A morte é assim, também guarda os seus patrimónios. Os mais antigos, os mais singulares na escassez da exemplaridade do céu e da terra. Esta criança, por exemplo, quase mumificada, assim conservada pelo frio das montanhas, tornou-se uma hipótese testemunhal trinta mil anos depois. Morreu de morte natural, atacada por um vírus cujo ADN foi possível decompor e classificar, tendo sido descoberto que tal agente patogénico já existia naquele tempo, era mortal, e ainda se faz sentir nos nossos dias, embora condensado numa das vacinas usadas e portanto praticamente inutilizado para matar crianças sub-alimentadas e alguns meninos contemporâneos, correndo os riscos da obesidade.
Olho para esta imagem, lindíssima na sua enganadora fealdade, e penso como terá sido frugal (também) a sua história. Alguém tratou dela, em parte, e procurou suavizar a sua viagem, não se sabe para onde. Os tecidos espessos encobrem todo o corpo e há um resto de cabeça que ainda parece capaz de nos olhar. Aqui, contudo, já não existe ninguém, existem peças estruturais do corpo, a despeito da fascinante presença dos resíduos. Milhares de anos depois de uma morte, se o corpo não for destruído pelo fogo, como acontece hoje por moda e falsas razões de espaço. São sobretudo razões financeiras e culturais, e as cinzas da cremação acabam depositadas numa simples caixa, mais ou menos adornada e luxuosa. As liturgias modernas, anexadas ao bom tom de uma certa poética, levam a que muitas famílias despejem as cinzas dos seus mortos sobre a terra de origem, ou na corrente de um rio amado, ou no oceano onde o sujeito terá tido prazeres de juventude e de pujança física, nadando em bom estilo e posando na areia, depois, os seus belos músculos molhados.

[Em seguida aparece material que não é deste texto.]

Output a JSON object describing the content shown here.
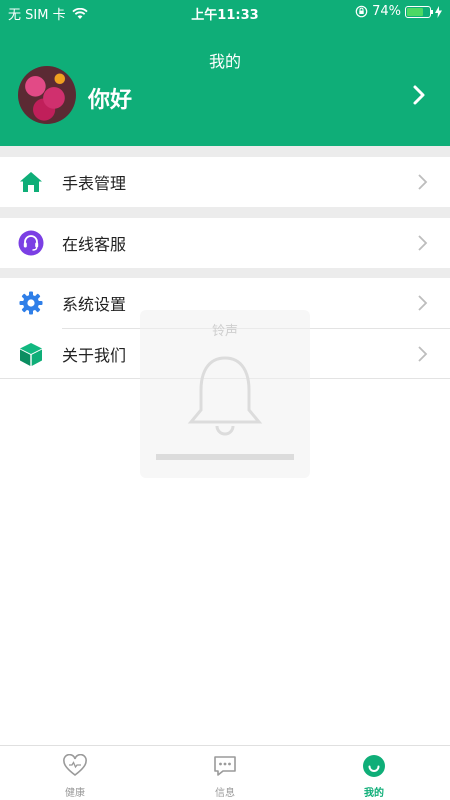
{
  "status_bar": {
    "carrier": "无 SIM 卡",
    "time": "上午11:33",
    "battery_percent": "74%",
    "battery_level": 0.74
  },
  "header": {
    "title": "我的",
    "greeting": "你好"
  },
  "menu": {
    "watch_management": "手表管理",
    "online_service": "在线客服",
    "system_settings": "系统设置",
    "about_us": "关于我们"
  },
  "watermark": {
    "label": "铃声"
  },
  "tabs": {
    "health": "健康",
    "messages": "信息",
    "mine": "我的"
  },
  "colors": {
    "brand": "#0fae78",
    "service_icon": "#7b3fe4",
    "settings_icon": "#2f7fe8"
  }
}
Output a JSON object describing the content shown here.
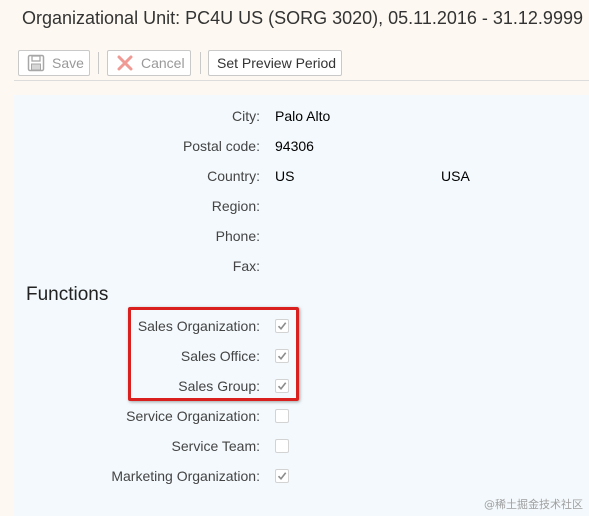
{
  "header": {
    "title": "Organizational Unit: PC4U US (SORG 3020), 05.11.2016 - 31.12.9999"
  },
  "toolbar": {
    "save_label": "Save",
    "cancel_label": "Cancel",
    "preview_label": "Set Preview Period"
  },
  "address": {
    "city_label": "City:",
    "city_value": "Palo Alto",
    "postal_label": "Postal code:",
    "postal_value": "94306",
    "country_label": "Country:",
    "country_code": "US",
    "country_name": "USA",
    "region_label": "Region:",
    "phone_label": "Phone:",
    "fax_label": "Fax:"
  },
  "functions": {
    "title": "Functions",
    "items": [
      {
        "label": "Sales Organization:",
        "checked": true
      },
      {
        "label": "Sales Office:",
        "checked": true
      },
      {
        "label": "Sales Group:",
        "checked": true
      },
      {
        "label": "Service Organization:",
        "checked": false
      },
      {
        "label": "Service Team:",
        "checked": false
      },
      {
        "label": "Marketing Organization:",
        "checked": true
      }
    ]
  },
  "watermark": "@稀土掘金技术社区",
  "colors": {
    "highlight": "#d9201e",
    "panel": "#f3f9fc",
    "page": "#fdf9f2"
  }
}
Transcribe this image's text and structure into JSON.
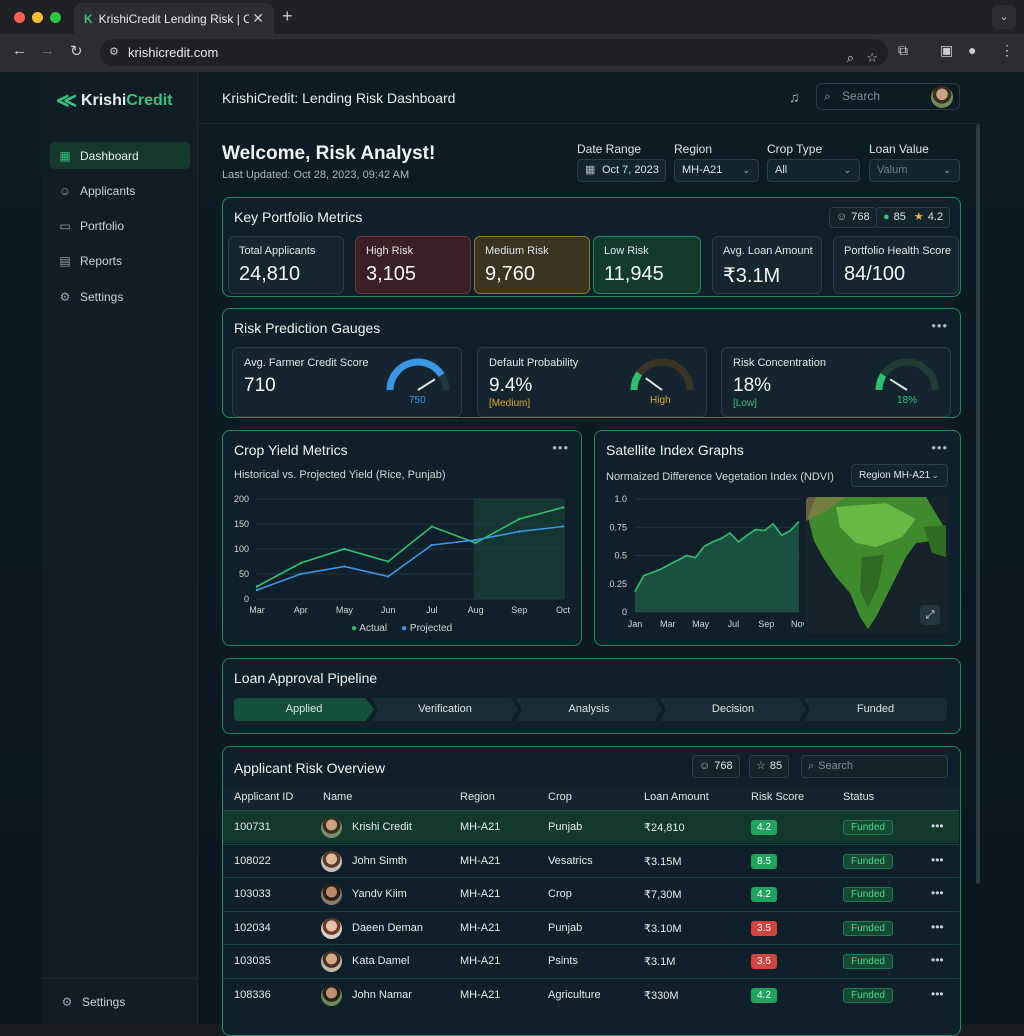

Nada disto tem importância, obviamente, mas é possível questionar as escolhas. Congelados na terra e na urna de madeira dura, os meus parentes serão agora ossos sem qualquer metafísica. Mas são dados (como na arqueologia) existentes que se podem investigar, saber a história de um tifo a que se escapou ou os sinais de anomalias que explicam a tristeza dos passos.